Let me explain. Financial planners can either offer clients a fee for service or take an ongoing fee (trail) that is built into the cost of running the fund — the management expense ratio. Both options are on offer from financial advisers, giving clients the choice. Considering the massive publicity that has been surrounding this issue for years, it’s hard to believe most investors are not aware of the difference and capable of making an informed choice.
Financial advisers’ income has to reward them to a degree that recognises their professional skills. For example, the cost of a Statement of Advice, which includes a client’s financial strategy, could be $2,000 or more. Ongoing advice, administration and investment monitoring will add to the cost that’s needed to adequately compensate the adviser.
Quite clearly, fees for providing the Statement of Advice, strategy and ongoing services will exclude many investors who now pay a minimal fee (if any) and allow the trail to remunerate their financial planner. Indeed, under commission arrangements it is, in my opinion, high-net-worth individuals who ‘subsidise’ the advice being given to less well-heeled investors.
So where will investors with portfolios of, say, less than $250,000 a year go? They may not have used their financial adviser regularly, but when they needed the service it was there at minimal or no cost because the advised products paid an ongoing commission.
No doubt some will simply stop getting advice — with all the potential for disastrous outcomes that heralds.
Indeed, in the fallout from the global financial crisis (GFC), we can observe that there have been a number of examples of small investors who have made poor investment decisions because they got caught up in market hype and decided against getting professional advice. Today, the markets are still recovering; caution now governs every investment decision. But one thing we do know is that markets are cyclical. There will be another bull market, with the surrounding hype, and investors will inevitably make bad decisions again.

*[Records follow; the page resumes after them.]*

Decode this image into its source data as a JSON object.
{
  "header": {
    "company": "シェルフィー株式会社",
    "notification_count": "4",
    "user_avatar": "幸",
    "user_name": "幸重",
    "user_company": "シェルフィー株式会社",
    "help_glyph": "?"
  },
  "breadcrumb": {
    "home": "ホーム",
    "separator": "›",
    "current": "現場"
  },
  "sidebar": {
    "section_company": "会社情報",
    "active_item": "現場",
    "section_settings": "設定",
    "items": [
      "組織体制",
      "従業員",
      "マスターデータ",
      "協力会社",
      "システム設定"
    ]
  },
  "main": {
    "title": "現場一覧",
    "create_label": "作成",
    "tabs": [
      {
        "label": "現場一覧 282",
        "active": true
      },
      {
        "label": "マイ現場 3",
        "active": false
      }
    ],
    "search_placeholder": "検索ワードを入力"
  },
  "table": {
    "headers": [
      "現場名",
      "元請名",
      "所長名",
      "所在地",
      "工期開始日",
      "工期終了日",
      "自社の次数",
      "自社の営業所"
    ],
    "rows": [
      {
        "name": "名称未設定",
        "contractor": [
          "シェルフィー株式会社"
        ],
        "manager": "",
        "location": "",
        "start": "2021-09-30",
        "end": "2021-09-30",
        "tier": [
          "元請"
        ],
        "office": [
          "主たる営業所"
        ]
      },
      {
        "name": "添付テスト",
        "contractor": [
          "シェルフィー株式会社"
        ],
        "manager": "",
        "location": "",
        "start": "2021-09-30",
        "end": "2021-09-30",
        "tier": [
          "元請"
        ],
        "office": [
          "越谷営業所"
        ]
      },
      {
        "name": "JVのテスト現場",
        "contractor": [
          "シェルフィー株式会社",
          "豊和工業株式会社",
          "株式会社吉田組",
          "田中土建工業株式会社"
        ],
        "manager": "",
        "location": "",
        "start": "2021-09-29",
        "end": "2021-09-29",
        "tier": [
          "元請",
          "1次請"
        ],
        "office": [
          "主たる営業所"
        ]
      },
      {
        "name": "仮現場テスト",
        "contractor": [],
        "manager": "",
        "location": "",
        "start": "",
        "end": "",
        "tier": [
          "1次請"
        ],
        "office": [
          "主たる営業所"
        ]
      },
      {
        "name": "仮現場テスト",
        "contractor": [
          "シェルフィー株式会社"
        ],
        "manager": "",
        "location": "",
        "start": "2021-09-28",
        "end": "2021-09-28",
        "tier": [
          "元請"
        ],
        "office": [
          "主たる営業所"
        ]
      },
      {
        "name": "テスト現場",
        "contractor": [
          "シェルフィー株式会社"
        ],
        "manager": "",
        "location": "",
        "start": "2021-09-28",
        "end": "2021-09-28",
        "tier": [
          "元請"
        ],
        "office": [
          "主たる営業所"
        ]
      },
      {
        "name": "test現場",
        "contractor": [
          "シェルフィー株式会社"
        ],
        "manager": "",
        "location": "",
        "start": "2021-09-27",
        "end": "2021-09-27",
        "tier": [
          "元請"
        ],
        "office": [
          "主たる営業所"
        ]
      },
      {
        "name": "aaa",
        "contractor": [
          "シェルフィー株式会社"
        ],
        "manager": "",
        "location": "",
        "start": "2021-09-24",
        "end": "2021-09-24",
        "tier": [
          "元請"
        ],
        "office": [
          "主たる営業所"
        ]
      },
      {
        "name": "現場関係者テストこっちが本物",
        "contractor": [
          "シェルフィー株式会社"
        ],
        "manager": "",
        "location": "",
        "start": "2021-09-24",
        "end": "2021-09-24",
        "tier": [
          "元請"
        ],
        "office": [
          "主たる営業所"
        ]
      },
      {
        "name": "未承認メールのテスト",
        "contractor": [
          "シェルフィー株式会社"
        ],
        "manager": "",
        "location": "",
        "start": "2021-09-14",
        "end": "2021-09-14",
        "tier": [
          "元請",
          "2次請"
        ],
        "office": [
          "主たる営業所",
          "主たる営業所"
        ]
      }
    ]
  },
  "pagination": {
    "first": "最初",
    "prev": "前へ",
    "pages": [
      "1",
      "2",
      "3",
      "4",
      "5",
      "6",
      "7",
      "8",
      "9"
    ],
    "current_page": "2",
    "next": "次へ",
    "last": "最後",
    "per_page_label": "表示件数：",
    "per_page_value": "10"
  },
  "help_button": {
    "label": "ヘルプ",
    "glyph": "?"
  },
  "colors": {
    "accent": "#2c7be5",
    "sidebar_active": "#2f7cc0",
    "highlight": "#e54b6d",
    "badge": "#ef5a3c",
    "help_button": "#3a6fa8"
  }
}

However, many investors will still want the comfort of a second opinion. So where will they look? It’s my suspicion that many who stop seeing their planner will head to large financial institutions, notably the banks. The fees at these institutions could be much lower as they can be cross-subsidised by the fees on the banks’ products.
However, what products will the large institutions recommend? I suspect they will point these investors towards their own products. After all, the entire thrust of any large institution in financial services has been to capture all the financial activity of their clients. In my opinion, there will be three potential consequences if this state of affairs comes to pass.
First, many small, independent financial planning firms will go out of business; this will reduce investor choice, surely the antithesis of what the policymakers want. These firms will struggle to compete against the larger players that may get the financial benefits of products being cross-subsidised, allowing them to be more competitive on a fee-for-service basis.
Second, we may see an increase in salary advisers linked to large institutions, especially banks. No doubt part of the salary package of these advisers will include a bonus based on the amount of the institution’s product that is sold, which is what I thought we were trying to avoid with the fee-for-service argument.
Third, as trails become less important in the industry, we may see the value of financial planning firms fall closer to the multiples received by accountants, and this will inevitably reduce the incentive for well-salaried financial advisers to leave and start their own practices. Again, the end result will be to reduce competition.
One final point. Amid all the debate about the rights and wrongs of commissions, it’s not obvious to me that the investing public is clamouring for them to be abolished. I suspect they are more comfortable that some of their profit goes in a trail than paying upfront and ongoing fees.
Think of the banks and ask yourself what upsets their customers most — in a word, fees.
It is not even clear that commissions cost small investors more money over time.
What is clear is that paying a fee for financial advice, just like bank fees, will be more painful for investors with smaller balances, and reduce their investment advice options. Is that the outcome policymakers want?
George Lucas is managing director of boutique asset manager Instreet Investment.